勉強……郁青總覺得這話有些奇怪,可畢竟是自己想要的結果,他便也只是笑了笑。
他心頭期待道侶岔過話題,如此也好讓自己不再膽戰心驚。鄔九思也的確順從了他的願望,開始溫文地問起郁青接下來的打算。
自然是沒有的,可聊到這等話題,青年也總能找到寫些話來說。除了身份之外,他還是不大願意和道侶講謊話,於是這會兒的言辭也顯得模糊,只道:「還並未徹底定下來呢。我從龍州來,按說總該多在玄州待些時候。前段時間雖說是在趕路,可多少頁見過了這片大陸東面兒的風光。
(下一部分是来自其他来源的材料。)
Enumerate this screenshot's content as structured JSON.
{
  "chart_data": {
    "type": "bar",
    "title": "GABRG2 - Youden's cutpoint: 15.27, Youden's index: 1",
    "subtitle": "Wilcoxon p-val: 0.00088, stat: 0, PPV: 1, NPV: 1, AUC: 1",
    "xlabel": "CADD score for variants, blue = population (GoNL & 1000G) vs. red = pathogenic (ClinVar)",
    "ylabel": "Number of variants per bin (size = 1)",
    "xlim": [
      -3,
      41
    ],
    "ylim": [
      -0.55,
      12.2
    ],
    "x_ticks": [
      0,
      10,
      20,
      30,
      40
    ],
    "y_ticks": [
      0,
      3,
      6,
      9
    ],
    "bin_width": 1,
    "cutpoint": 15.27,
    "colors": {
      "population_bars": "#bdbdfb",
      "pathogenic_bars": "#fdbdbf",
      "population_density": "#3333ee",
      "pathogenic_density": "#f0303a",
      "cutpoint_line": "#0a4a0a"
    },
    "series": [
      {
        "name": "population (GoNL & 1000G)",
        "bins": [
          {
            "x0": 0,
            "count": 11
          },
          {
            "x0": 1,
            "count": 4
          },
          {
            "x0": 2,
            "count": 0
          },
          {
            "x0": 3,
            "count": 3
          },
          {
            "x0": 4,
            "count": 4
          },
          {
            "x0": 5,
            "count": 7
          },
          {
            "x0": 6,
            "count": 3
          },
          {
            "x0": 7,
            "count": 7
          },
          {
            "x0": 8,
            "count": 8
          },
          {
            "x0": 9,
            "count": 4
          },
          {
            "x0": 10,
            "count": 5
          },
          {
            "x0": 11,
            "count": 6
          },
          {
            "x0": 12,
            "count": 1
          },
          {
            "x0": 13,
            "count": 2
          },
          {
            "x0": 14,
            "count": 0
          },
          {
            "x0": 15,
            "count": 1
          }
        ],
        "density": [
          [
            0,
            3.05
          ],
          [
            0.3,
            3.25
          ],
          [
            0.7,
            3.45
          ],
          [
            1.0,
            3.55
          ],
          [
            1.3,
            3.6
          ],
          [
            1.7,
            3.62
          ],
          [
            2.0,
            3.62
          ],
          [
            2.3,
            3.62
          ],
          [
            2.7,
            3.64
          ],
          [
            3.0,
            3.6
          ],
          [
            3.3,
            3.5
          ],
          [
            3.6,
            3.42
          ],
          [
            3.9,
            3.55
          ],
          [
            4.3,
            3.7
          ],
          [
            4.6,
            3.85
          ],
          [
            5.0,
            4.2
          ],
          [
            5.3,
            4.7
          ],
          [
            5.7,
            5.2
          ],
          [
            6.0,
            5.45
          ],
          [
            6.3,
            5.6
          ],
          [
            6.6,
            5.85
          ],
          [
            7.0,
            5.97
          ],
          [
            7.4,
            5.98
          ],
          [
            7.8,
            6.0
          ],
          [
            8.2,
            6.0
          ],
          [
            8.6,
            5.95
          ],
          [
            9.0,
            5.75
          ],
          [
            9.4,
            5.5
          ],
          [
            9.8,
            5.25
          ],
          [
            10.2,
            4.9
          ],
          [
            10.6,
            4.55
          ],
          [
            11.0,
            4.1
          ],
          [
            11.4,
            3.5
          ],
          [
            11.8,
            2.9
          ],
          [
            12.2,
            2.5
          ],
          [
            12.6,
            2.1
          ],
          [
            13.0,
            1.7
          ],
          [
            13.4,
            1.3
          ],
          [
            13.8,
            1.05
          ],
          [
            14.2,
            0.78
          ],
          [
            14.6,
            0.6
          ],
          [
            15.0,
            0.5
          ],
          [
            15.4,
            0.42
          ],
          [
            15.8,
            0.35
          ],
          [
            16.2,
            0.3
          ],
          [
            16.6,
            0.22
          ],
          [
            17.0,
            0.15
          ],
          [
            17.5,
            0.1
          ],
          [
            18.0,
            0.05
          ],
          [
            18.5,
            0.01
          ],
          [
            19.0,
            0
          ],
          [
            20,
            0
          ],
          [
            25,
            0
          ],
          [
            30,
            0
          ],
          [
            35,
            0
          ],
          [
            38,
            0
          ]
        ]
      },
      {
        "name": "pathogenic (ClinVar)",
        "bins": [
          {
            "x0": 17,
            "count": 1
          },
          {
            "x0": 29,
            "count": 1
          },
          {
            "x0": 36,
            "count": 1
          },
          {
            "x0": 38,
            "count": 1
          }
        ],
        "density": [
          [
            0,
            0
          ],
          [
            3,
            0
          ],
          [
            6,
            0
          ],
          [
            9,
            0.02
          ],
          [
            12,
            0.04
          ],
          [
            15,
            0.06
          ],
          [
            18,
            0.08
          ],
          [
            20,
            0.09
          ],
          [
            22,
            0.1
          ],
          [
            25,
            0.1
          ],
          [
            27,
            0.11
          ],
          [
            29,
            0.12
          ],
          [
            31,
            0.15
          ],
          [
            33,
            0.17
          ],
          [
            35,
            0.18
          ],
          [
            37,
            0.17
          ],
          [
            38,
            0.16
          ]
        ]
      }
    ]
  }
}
所以嘛,往西邊兒走走應該不錯。
「但也只是走走,一定要說要去哪裡,我是沒有這個心思的。或許要等走到頭的時候,才能有所打算?到時候,雲州、北州都在面前——對了。」
郁青忽地記起什麼。
那個他一直都很想問,只是從前總覺得突兀的問題。眼下話題既是已經到了這兒,應該總能問出一句。
「真人,」郁青輕快地開口,眼神卻很專注,「我不是要冒犯您。只是在外的時候,也有聽說一些與您有關的事。您之前受過傷,後頭又服了北州的什麼酒,這才康復的,對不對?」
鄔九思:「……」淡淡「唔」了一聲,是個不置可否的意思。
郁青呢,則是盡力在腦海中描摹著「陳禾」該有的語氣態度。他嗓音都壓低了,顯出對鄔九思的崇拜,還有對那傳言的追尋。「您若是方便的話,能告訴我酒是怎麼來的麼?自然,這等好東西,憑我一個人的力氣,是萬萬不可能拿到的,可有個目標也並非壞事兒。您說呢,真人?」
他甚至朝鄔九思眨了眨眼睛。平心而論,「陳禾」的樣貌遠遠不如郁青真正的模樣。沒有了他原本面孔上那份繼承於母親的昳麗,充其量只能說一句清秀、眉眼柔和。可這樣一個小動作,生生為他的五官增加了幾分靈動。落在鄔九思眸中,也讓他微微一怔。
很快,他又想起:「陳禾小友是和兩名修士一起來的,他們便能證明小友的來路。」
鄔九思心思淡下,想了想,覺得事情雖然複雜,卻也並非什麼都不能說。
「不是因為靈酒。」他先解釋,「只是孔師弟寄回靈酒的時候,我正好恢復了,外頭有人誤會。」
郁青輕輕「啊」了聲。有些意外,但細細想來,又覺得理所當然。
「至於真正的恢復之道,」鄔九思又說,「也不是因為這些外力,而是另有其他事物幫助。」
郁青等了三個呼吸的工夫,見對方依然沒有繼續往下講的意思,心頭便瞭然:「看來所謂『其他事物』,這會兒不好說給我聽。」
想了想,又沉默:「如果我已經拜九思為師了呢?他會說給我聽嗎?」
思緒起了,他卻未有哪怕半分去印證的衝動。相反,原先那些壓抑的情緒當中,慢慢浮上了些許釋然。
有自己做過的事情在,九思應該會有一段時間不會去找道侶。既然如此,又有誰能陪伴他、讓他開心呢?
郁青曾經把袁掌門師徒四人一併塞在這個圈子裡,往後卻到底察覺到這樣的不便之處。無論如何,袁掌門已經不能算是太清峰的人了。
那麼,「九思的徒弟」就是一個很好的選擇。